Welche Aufgabe sehen Sie für die Künste in der Klimakrise?

Wenn wir beim Theater bleiben: Es ist seit jeher ein Verhandlungsraum für Gesellschaftsgestaltung – durch das Live-Ereignis, das Zusammenkommen, und durch das Verhandeln von Lebensentwürfen und Machtverhältnissen auf der Bühne. Und die Potenziale sehe ich dort, wo sich der emanzipatorische Raum über den Menschen hinaus öffnet.

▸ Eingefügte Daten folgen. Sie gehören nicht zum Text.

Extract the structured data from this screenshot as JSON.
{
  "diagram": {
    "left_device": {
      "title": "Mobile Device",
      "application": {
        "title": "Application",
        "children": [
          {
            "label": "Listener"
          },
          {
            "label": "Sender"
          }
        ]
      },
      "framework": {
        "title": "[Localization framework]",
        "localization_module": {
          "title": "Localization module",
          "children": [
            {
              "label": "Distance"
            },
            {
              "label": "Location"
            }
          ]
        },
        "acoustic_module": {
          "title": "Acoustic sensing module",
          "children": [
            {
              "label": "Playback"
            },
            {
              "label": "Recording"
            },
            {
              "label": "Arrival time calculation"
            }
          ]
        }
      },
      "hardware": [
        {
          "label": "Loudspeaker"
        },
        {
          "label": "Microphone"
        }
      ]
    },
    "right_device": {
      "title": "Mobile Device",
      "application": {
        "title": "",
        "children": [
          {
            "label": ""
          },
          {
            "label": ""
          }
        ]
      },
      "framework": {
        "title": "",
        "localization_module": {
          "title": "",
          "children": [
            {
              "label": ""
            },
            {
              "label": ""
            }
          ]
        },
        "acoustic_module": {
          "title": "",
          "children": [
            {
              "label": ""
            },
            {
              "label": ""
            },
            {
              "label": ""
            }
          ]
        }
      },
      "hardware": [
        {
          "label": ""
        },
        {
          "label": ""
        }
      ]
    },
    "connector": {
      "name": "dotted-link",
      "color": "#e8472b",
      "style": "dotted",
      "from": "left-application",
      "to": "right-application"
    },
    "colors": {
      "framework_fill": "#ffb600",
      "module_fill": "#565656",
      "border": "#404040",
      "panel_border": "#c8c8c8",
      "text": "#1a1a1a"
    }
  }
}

Also da, wo wir „Natur“ nicht mehr als Ressourcenlager oder Resonanzraum unserer Befindlichkeiten benutzen, sondern als Gegenüber neu begreifen lernen. Als ich 2018 die Dramaturgie für das Stück „TORNADO. Ein Klima-Theater-Desaster“ von Tobias Rausch gemacht habe, stand die Frage im Raum: Warum ist das Thema so wenig präsent in den großen Theatern? Und wie kann der Zugriff der Darstellenden Kunst auf die Klimakrise aussehen? Nach der intensiven Recherche zur Dimension der Klimakrise habe ich einfach gemerkt: Ich kann nicht mehr so weitermachen wie bisher. Ich muss aktiv werden.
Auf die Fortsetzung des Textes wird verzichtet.